Historisch schlechte Umfragewerte vor den Midterms
Die Midterms — die wichtigen Zwischenwahlen am 3. November — rücken näher, und Trumps Ausgangslage ist schwierig. Sein Net Approval liegt bei minus 30 Prozentpunkten, was bedeutet, dass fast 70 Prozent der Amerikanerinnen und Amerikaner mit seiner Amtsführung unzufrieden sind.

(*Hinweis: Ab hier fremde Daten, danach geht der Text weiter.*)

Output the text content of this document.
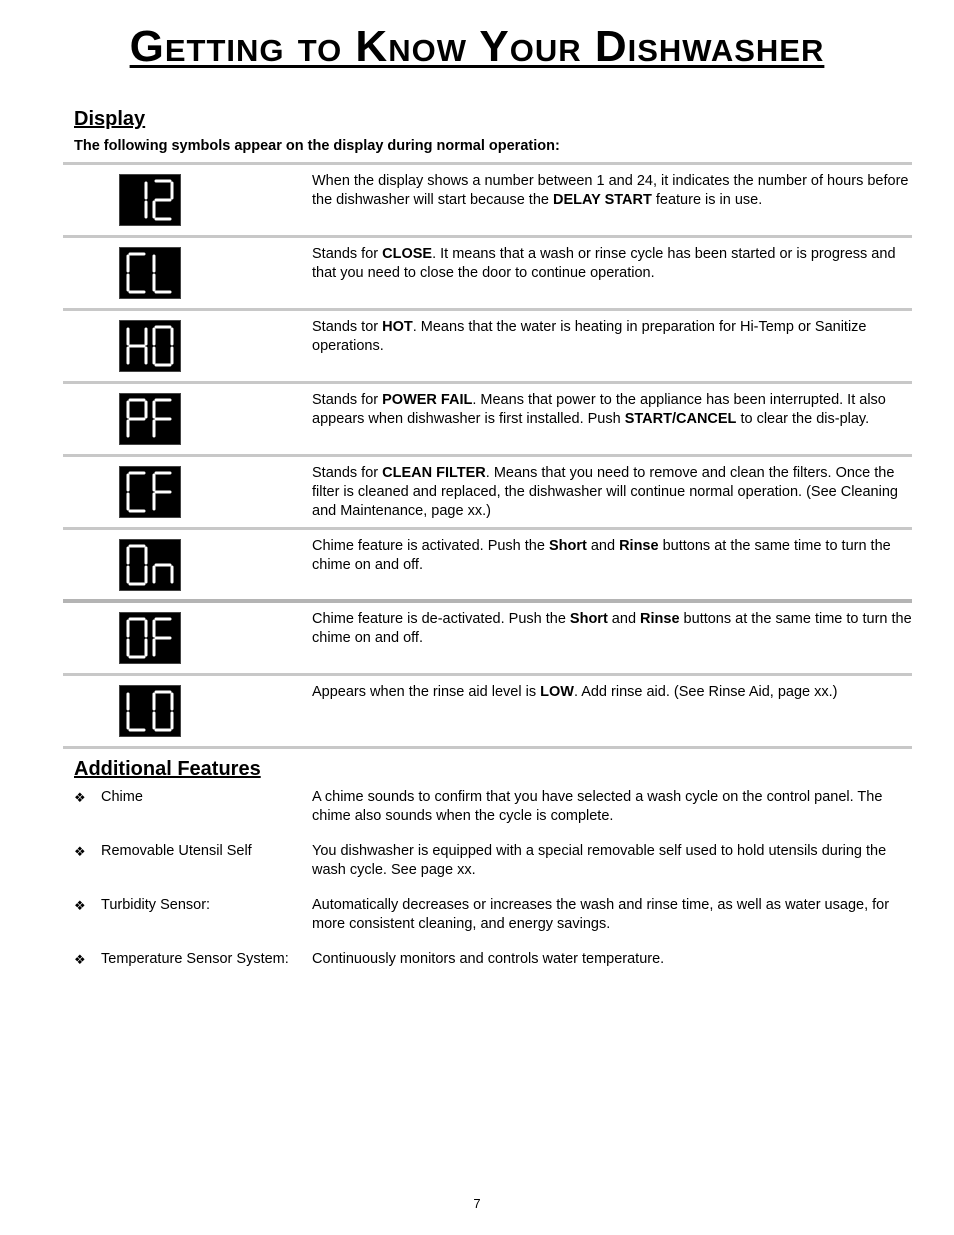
Getting to Know Your Dishwasher
Display
The following symbols appear on the display during normal operation:
When the display shows a number between 1 and 24, it indicates the number of hours before the dishwasher will start because the DELAY START feature is in use.
Stands for CLOSE. It means that a wash or rinse cycle has been started or is progress and that you need to close the door to continue operation.
Stands tor HOT. Means that the water is heating in preparation for Hi-Temp or Sanitize operations.
Stands for POWER FAIL. Means that power to the appliance has been interrupted. It also appears when dishwasher is first installed. Push START/CANCEL to clear the dis-play.
Stands for CLEAN FILTER. Means that you need to remove and clean the filters. Once the filter is cleaned and replaced, the dishwasher will continue normal operation. (See Cleaning and Maintenance, page xx.)
Chime feature is activated. Push the Short and Rinse buttons at the same time to turn the chime on and off.
Chime feature is de-activated. Push the Short and Rinse buttons at the same time to turn the chime on and off.
Appears when the rinse aid level is LOW. Add rinse aid. (See Rinse Aid, page xx.)
Additional Features
❖	Chime	A chime sounds to confirm that you have selected a wash cycle on the control panel. The chime also sounds when the cycle is complete.
❖	Removable Utensil Self	You dishwasher is equipped with a special removable self used to hold utensils during the wash cycle. See page xx.
❖	Turbidity Sensor:	Automatically decreases or increases the wash and rinse time, as well as water usage, for more consistent cleaning, and energy savings.
❖	Temperature Sensor System: Continuously monitors and controls water temperature.
7
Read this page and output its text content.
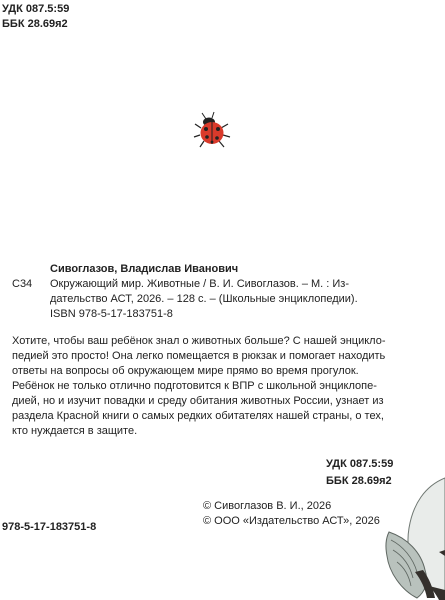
УДК 087.5:59
ББК 28.69я2
Сивоглазов, Владислав Иванович
С34	Окружающий мир. Животные / В. И. Сивоглазов. – М. : Из-
дательство АСТ, 2026. – 128 с. – (Школьные энциклопедии).
ISBN 978-5-17-183751-8

Хотите, чтобы ваш ребёнок знал о животных больше? С нашей энцикло-

педией это просто! Она легко помещается в рюкзак и помогает находить

ответы на вопросы об окружающем мире прямо во время прогулок.

Ребёнок не только отлично подготовится к ВПР с школьной энциклопе-

дией, но и изучит повадки и среду обитания животных России, узнает из

раздела Красной книги о самых редких обитателях нашей страны, о тех,

кто нуждается в защите.

УДК 087.5:59
ББК 28.69я2
© Сивоглазов В. И., 2026
© ООО «Издательство АСТ», 2026
978-5-17-183751-8
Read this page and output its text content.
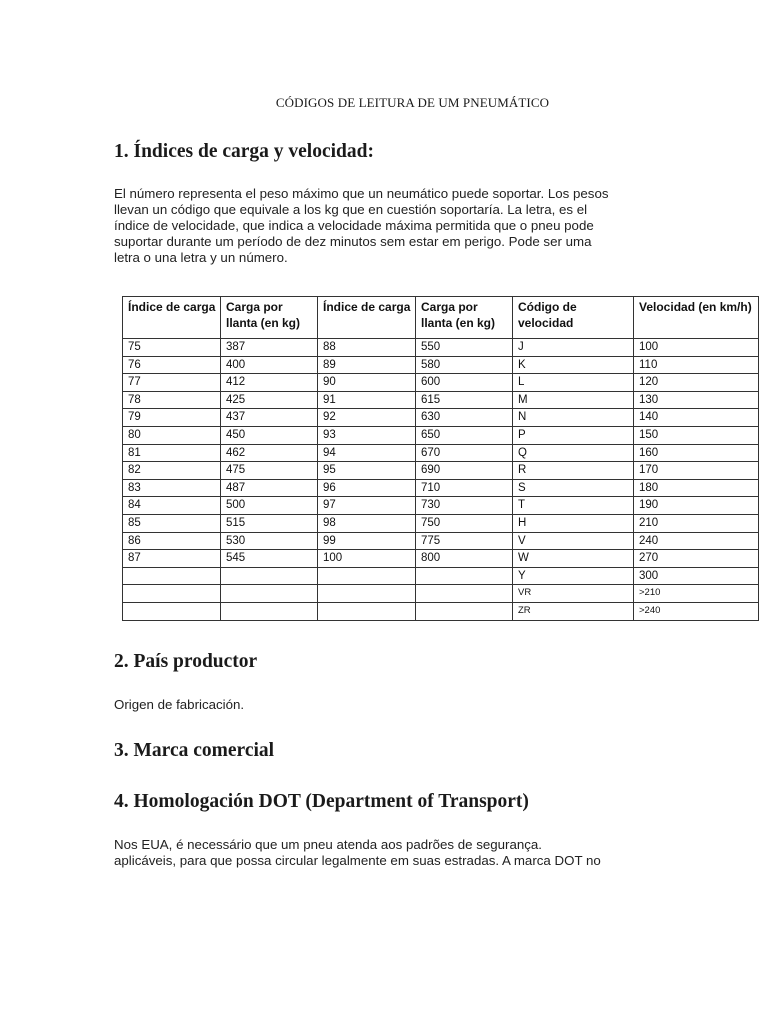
CÓDIGOS DE LEITURA DE UM PNEUMÁTICO
1. Índices de carga y velocidad:

El número representa el peso máximo que un neumático puede soportar. Los pesos
llevan un código que equivale a los kg que en cuestión soportaría. La letra, es el
índice de velocidade, que indica a velocidade máxima permitida que o pneu pode
suportar durante um período de dez minutos sem estar em perigo. Pode ser uma
letra o una letra y un número.

Índice de carga	Carga por llanta (en kg)	Índice de carga	Carga por llanta (en kg)	Código de velocidad	Velocidad (en km/h)
75	387	88	550	J	100
76	400	89	580	K	110
77	412	90	600	L	120
78	425	91	615	M	130
79	437	92	630	N	140
80	450	93	650	P	150
81	462	94	670	Q	160
82	475	95	690	R	170
83	487	96	710	S	180
84	500	97	730	T	190
85	515	98	750	H	210
86	530	99	775	V	240
87	545	100	800	W	270
				Y	300
				VR	>210
				ZR	>240
2. País productor

Origen de fabricación.

3. Marca comercial
4. Homologación DOT (Department of Transport)

Nos EUA, é necessário que um pneu atenda aos padrões de segurança.
aplicáveis, para que possa circular legalmente em suas estradas. A marca DOT no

Die Kritik zieht sich durch nahezu alle Politikfelder:
- Migrationspolitik: anhaltende gesellschaftliche Spannungen
- Wirtschafts- und Inflationspolitik: steigende Spritpreise belasten Haushalte
- Außenpolitik: der Krieg im Iran sorgt für internationale Unsicherheit
- Handelspolitik: ein erneuter Konflikt mit Kanada, inklusive gegenseitiger Strafzölle, schürt Misstrauen
Trump verweist seinerseits auf positive Wirtschaftsdaten: Dow Jones und S&P 500 notieren auf Rekordniveau. Das verschafft ihm nach wie vor Rückhalt bei einem Teil der Wählerschaft — reicht aber offenbar nicht aus, um die breite Unzufriedenheit zu überdecken.
Ausblick: Zwei weitere Trump-Jahre mit wachsender Isolation
Der Vorwahlsieg von Darline Graham ist für Trump kurzfristig ein wichtiges Signal der Stärke. Mittel- und langfristig jedoch verdichten sich die Anzeichen, dass seine Autorität — selbst innerhalb der Republikanischen Partei — bröckelt. Immer mehr GOP-Kandidaten kalkulieren, ob eine enge Bindung an Trump ihre eigenen Chancen bei den Midterms eher schadet als nützt.
Bis zum Ende seiner Amtszeit verbleiben noch rund zwei Jahre. Die Frage, ob Trump die Republikanische Partei weiterhin fest in der Hand hält oder zunehmend politisch isoliert agiert, dürfte zu einem der zentralen Themen des amerikanischen Innenpolitik-Herbstes werden.